Mementoes of the Past
Where is there a little flower,
To fill the heart with sadness?
What is there in a leafless bower,
To give the spirit gladness?
What is there in the flowing streams,
That bind the traveller fast?
Those transient, visionary gleams
Momentoes of the past!
The little violet in our path,
May give us days of sorrow;
Tis such a fondness memory hath,
Of youthful years to borrow:
Whole volumes, at such times, are read
Within the humblest flower,
As we the paths of childhood tread
If but for one brief hour!
The rust of time, frail memory's strings
May almost wear away;
But one light touch the music brings
Of some forgotten day:
The chord once struck, ah! how it thrills
And vibrates at the heart;
With harmony the bosom fills,
No string forgets it's part.
A lowly flower, a faded leaf,
The murmurs of a stream,
May give, from woe, a short relief.
Bring back a time worn dream;
May waft remembrance back from age,
Its coldness, and its rime
As, for a moment, we engage,
With warm spring's merry time.
Through mists of years, we flutter back
To fair elysian fields,
And wander down a memory's track,
To land the pleasure yields;
Where once we culled the sweetest flowers
Through verdant valleys passed;
Oh, welcome in declining hours,
Mementoes of the past!
The published poem cites M. C. Cooke as the author.

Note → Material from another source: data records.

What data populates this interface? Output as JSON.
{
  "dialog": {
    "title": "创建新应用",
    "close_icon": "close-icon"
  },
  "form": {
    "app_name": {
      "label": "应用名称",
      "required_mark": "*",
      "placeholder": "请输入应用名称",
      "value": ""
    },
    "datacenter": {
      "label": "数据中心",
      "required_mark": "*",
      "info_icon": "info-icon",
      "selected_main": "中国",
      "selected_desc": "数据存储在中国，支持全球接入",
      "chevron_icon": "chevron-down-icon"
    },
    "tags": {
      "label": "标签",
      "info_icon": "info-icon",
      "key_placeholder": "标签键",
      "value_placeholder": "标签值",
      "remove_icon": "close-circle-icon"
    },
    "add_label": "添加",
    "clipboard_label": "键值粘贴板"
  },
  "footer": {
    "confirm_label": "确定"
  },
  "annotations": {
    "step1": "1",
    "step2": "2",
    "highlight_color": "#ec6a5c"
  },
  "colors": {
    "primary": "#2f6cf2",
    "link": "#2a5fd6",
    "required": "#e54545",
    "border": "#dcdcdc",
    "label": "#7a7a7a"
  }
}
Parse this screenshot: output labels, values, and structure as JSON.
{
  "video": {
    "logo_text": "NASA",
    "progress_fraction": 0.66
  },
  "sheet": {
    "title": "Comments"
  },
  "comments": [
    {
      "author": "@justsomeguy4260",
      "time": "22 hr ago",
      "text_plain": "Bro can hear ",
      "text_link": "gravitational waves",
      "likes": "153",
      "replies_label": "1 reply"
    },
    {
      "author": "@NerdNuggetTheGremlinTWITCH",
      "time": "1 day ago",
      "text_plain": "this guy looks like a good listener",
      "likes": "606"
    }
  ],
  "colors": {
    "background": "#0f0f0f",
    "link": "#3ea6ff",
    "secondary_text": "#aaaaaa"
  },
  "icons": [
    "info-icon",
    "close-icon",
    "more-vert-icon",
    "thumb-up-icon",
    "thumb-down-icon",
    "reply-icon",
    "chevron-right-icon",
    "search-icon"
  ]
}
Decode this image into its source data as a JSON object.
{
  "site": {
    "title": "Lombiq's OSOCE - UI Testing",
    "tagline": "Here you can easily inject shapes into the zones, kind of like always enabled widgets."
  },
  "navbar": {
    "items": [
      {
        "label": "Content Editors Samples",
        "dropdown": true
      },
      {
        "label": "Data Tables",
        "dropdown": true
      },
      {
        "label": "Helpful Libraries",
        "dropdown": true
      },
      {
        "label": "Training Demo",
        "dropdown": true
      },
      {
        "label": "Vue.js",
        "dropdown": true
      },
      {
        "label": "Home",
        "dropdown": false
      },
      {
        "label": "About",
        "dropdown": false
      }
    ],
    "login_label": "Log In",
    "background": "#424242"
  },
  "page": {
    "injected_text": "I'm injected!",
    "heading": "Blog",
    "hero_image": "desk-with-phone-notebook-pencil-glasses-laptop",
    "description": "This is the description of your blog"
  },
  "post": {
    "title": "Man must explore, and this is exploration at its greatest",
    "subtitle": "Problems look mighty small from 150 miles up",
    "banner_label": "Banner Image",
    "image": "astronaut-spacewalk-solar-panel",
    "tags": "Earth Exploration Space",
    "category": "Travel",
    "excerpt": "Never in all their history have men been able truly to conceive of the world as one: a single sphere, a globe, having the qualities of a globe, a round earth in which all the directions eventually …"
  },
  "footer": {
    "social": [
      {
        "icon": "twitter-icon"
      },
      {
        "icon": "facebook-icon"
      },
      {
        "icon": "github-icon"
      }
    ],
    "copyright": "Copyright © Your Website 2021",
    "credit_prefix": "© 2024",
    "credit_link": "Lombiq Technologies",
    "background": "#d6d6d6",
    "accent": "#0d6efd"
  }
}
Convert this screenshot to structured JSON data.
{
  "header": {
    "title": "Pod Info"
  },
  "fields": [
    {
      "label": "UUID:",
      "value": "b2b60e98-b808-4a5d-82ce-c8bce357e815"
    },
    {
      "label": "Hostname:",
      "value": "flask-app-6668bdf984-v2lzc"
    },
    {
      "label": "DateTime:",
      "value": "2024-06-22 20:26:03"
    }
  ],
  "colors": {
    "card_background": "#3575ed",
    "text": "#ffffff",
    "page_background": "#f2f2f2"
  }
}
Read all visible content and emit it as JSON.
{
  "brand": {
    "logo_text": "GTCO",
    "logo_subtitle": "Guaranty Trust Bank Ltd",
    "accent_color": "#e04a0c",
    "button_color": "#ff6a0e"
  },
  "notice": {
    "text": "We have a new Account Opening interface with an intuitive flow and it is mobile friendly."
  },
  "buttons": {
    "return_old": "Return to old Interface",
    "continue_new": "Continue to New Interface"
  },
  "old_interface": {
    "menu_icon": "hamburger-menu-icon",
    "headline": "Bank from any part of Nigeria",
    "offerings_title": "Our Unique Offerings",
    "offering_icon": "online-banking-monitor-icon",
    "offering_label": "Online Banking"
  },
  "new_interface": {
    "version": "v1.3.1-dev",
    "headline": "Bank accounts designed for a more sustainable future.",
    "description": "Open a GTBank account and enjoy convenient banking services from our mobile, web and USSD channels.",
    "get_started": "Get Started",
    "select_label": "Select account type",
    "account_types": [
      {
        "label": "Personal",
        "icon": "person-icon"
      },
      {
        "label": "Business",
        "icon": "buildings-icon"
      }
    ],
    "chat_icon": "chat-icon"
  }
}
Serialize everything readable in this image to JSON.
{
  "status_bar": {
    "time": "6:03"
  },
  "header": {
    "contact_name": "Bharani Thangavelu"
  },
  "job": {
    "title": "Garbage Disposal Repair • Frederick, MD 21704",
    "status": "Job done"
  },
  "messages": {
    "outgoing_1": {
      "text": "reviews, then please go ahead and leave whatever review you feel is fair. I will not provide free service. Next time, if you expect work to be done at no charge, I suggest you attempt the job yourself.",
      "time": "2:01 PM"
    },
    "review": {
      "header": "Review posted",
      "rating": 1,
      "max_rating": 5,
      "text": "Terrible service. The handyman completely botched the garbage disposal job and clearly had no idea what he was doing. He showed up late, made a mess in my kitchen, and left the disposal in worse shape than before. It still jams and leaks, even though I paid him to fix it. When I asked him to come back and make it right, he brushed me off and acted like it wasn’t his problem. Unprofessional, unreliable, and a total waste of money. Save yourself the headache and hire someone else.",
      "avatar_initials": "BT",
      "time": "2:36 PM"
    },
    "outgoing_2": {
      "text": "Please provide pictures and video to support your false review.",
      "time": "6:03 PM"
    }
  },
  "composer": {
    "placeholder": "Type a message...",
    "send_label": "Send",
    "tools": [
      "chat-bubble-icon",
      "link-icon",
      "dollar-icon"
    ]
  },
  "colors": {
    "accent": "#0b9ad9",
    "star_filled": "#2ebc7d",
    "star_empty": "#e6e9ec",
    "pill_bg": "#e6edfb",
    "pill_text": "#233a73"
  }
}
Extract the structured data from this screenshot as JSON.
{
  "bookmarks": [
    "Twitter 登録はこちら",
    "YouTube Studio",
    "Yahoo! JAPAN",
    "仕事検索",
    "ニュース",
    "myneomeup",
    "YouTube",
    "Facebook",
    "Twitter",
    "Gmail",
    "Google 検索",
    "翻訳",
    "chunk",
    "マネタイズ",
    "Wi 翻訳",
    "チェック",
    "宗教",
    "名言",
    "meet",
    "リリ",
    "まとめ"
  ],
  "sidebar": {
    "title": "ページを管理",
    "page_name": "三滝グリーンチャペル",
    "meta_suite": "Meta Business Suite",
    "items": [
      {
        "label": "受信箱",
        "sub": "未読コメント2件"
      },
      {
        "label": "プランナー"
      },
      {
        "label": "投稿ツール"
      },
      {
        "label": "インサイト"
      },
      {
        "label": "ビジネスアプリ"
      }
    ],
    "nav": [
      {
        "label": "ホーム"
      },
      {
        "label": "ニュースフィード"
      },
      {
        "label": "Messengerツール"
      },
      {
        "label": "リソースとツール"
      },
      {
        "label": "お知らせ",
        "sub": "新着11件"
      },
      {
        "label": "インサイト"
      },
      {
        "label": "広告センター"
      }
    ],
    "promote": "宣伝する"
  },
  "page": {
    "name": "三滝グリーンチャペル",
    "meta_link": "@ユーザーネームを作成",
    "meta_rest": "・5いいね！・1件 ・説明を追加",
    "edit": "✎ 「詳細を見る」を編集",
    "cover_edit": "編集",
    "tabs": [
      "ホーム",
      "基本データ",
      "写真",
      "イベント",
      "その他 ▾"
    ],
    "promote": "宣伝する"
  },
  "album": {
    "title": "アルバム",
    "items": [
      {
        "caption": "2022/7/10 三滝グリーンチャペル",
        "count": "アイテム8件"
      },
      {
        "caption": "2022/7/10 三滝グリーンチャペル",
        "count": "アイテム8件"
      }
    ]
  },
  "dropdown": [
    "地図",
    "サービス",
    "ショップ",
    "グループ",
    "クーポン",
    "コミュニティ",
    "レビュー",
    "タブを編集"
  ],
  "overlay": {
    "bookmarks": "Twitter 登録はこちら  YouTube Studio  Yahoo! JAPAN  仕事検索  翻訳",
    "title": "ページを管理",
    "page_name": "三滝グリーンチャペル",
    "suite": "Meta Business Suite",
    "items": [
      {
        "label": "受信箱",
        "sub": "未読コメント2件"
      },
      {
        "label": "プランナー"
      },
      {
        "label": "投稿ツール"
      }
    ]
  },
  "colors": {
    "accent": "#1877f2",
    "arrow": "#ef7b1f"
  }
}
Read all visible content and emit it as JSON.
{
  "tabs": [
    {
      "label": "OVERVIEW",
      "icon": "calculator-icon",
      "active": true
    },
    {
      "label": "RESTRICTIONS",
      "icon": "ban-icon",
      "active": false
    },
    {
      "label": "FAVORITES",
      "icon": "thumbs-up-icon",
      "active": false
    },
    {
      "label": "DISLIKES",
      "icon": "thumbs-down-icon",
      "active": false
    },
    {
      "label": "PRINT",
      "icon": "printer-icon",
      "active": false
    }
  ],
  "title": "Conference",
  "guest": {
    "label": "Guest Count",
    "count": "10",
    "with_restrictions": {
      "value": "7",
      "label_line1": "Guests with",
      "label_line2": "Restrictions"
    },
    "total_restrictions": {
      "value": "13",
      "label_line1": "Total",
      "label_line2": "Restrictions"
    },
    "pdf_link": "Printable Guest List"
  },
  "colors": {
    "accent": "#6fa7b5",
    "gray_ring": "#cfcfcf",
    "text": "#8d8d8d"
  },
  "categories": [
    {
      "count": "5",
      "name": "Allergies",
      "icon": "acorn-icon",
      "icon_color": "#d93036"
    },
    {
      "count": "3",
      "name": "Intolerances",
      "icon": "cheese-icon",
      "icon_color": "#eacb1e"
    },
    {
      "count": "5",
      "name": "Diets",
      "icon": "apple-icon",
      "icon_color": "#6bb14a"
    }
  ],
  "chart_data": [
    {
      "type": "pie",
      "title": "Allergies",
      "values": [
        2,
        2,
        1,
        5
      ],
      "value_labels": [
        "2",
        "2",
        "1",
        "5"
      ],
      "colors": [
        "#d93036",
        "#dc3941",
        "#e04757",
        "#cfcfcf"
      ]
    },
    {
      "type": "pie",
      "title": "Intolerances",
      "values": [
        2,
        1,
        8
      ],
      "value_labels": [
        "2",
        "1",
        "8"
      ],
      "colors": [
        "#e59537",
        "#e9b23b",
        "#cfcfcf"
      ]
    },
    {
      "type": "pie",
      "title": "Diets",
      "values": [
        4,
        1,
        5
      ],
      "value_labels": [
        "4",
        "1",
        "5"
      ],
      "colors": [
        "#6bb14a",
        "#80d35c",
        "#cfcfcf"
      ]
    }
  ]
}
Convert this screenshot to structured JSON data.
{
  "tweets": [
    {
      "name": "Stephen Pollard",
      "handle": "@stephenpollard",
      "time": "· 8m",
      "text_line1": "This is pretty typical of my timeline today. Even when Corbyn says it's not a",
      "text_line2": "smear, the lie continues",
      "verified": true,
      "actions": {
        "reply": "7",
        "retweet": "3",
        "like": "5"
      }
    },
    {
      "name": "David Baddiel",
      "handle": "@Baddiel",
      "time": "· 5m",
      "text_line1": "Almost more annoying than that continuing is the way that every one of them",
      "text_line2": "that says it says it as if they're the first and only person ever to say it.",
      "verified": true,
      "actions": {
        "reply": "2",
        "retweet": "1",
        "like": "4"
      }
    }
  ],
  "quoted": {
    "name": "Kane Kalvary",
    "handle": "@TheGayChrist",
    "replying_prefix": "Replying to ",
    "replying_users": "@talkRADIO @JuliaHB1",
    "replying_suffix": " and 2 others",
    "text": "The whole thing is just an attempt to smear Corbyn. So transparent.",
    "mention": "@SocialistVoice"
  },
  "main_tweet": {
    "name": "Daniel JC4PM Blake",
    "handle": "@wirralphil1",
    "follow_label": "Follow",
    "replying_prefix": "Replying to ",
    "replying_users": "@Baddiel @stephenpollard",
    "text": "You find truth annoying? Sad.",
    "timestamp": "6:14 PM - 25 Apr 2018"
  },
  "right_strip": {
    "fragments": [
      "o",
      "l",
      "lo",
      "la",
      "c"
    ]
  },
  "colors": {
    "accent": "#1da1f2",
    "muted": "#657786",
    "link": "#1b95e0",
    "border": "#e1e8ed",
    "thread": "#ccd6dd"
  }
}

I believe him to be British born Mordecai Cubitt Cooke (1825 ~ 1914). He had little formal education but was well known as a mycologist, illustrator, lecturer, editor, translator and the occasional poet. He was a prolific writer and a skilled artist. His biographer, Mary English, sums him up as a "Victorian Naturalist, Mycologist, Teacher and Eccentric".
So there you have it, the rest of the story and a wonderful poem. Thank you Margo for keeping my train on the rails.